Invaded and occupied Iraq has been made to pay out $US200 million ($270 million) in "reparations" for lost profits to corporations such as Halliburton, Shell, Mobil, Nestle, Pepsi, Kentucky Fried Chicken and Toys R Us. That's apart from its $US125 billion sovereign debt forcing it to turn to the IMF, waiting in the wings like the angel of death, with its structural adjustment program. (Though in Iraq there don't seem to be many structures left to adjust.)
So what does peace mean in this savage, corporatised, militarised world? What does peace mean to people in occupied Iraq, Palestine, Kashmir, Tibet and Chechnya? Or to the Aboriginal people of Australia? Or the Kurds in Turkey? Or the Dalits and Adivasis of India? What does peace mean to non-Muslims in Islamic countries, or to women in Iran, Saudi Arabia and Afghanistan? What does it mean to the millions who are being uprooted from their lands by dams and development projects? What does peace mean to the poor who are being actively robbed of their resources? For them, peace is war.

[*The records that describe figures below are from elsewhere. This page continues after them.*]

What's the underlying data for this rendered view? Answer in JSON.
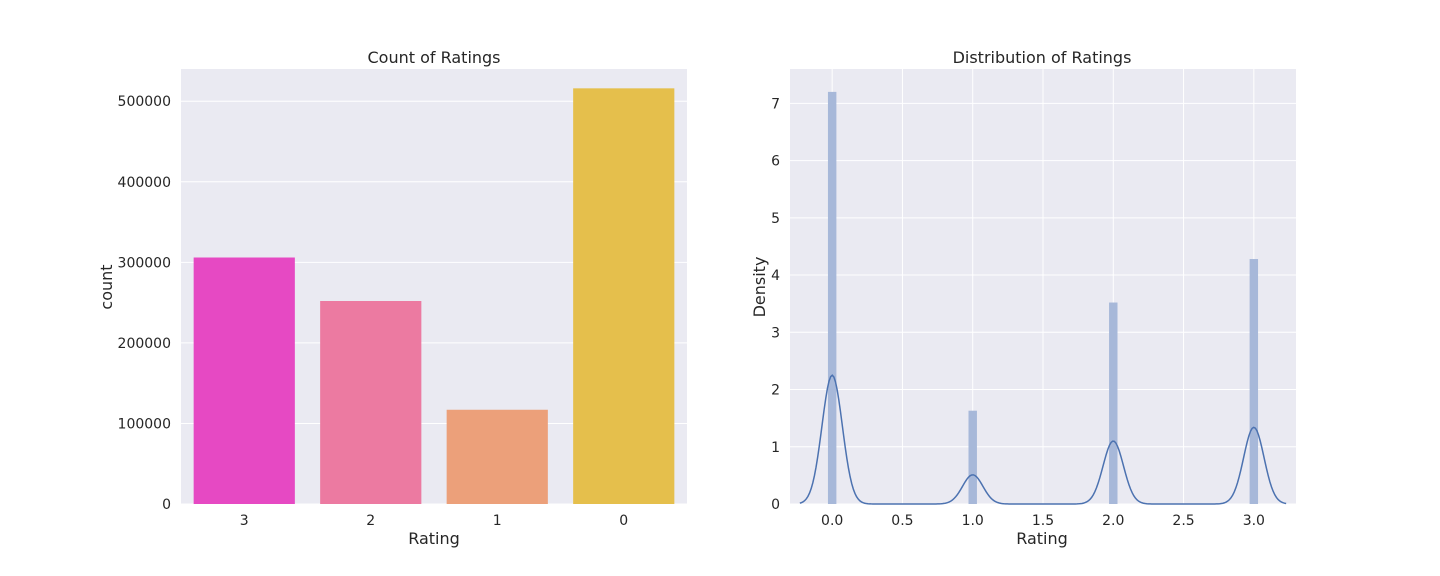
{
  "chart_data": [
    {
      "type": "bar",
      "title": "Count of Ratings",
      "xlabel": "Rating",
      "ylabel": "count",
      "categories": [
        "3",
        "2",
        "1",
        "0"
      ],
      "values": [
        306000,
        252000,
        117000,
        516000
      ],
      "colors": [
        "#e649c3",
        "#ec7aa1",
        "#eca07a",
        "#e5bf4c"
      ],
      "ylim": [
        0,
        540000
      ],
      "yticks": [
        0,
        100000,
        200000,
        300000,
        400000,
        500000
      ],
      "grid": true,
      "legend": "none"
    },
    {
      "type": "histogram",
      "title": "Distribution of Ratings",
      "xlabel": "Rating",
      "ylabel": "Density",
      "xlim": [
        -0.3,
        3.3
      ],
      "ylim": [
        0,
        7.6
      ],
      "xticks": [
        "0.0",
        "0.5",
        "1.0",
        "1.5",
        "2.0",
        "2.5",
        "3.0"
      ],
      "yticks": [
        "0",
        "1",
        "2",
        "3",
        "4",
        "5",
        "6",
        "7"
      ],
      "bar_color": "#a7b8d9",
      "line_color": "#4c72b0",
      "bars": [
        {
          "x": 0.0,
          "density": 7.2
        },
        {
          "x": 1.0,
          "density": 1.63
        },
        {
          "x": 2.0,
          "density": 3.52
        },
        {
          "x": 3.0,
          "density": 4.28
        }
      ],
      "kde": {
        "bandwidth": 0.0725,
        "peaks": [
          {
            "x": 0.0,
            "height": 2.25
          },
          {
            "x": 1.0,
            "height": 0.51
          },
          {
            "x": 2.0,
            "height": 1.1
          },
          {
            "x": 3.0,
            "height": 1.34
          }
        ],
        "x_range": [
          -0.23,
          3.23
        ]
      },
      "grid": true,
      "legend": "none"
    }
  ]
}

We know very well who benefits from war in the age of empire. But we must also ask ourselves honestly who benefits from peace in the age of empire? War mongering is criminal. But talking of peace without talking of justice could easily become advocacy for a kind of capitulation. And talking of justice without unmasking the institutions and the systems that perpetrate injustice is beyond hypocritical.

It's easy to blame the poor for being poor. It's easy to believe that the world is being caught up in an escalating spiral of terrorism and war. That's what allows George Bush to say, "You're either with us or with the terrorists." But that's a spurious choice. Terrorism is only the privatisation of war. Terrorists are the free marketeers of war. They believe that the legitimate use of violence is not the sole prerogative of the state.

It is mendacious to make moral distinction between the unspeakable brutality of terrorism and the indiscriminate carnage of war and occupation. Both kinds of violence are unacceptable. We cannot support one and condemn the other.

This is an edited extract from the 2004 Sydney Peace Prize lecture delivered by Arundhati Roy at the Seymour Centre last night (3/11/2004).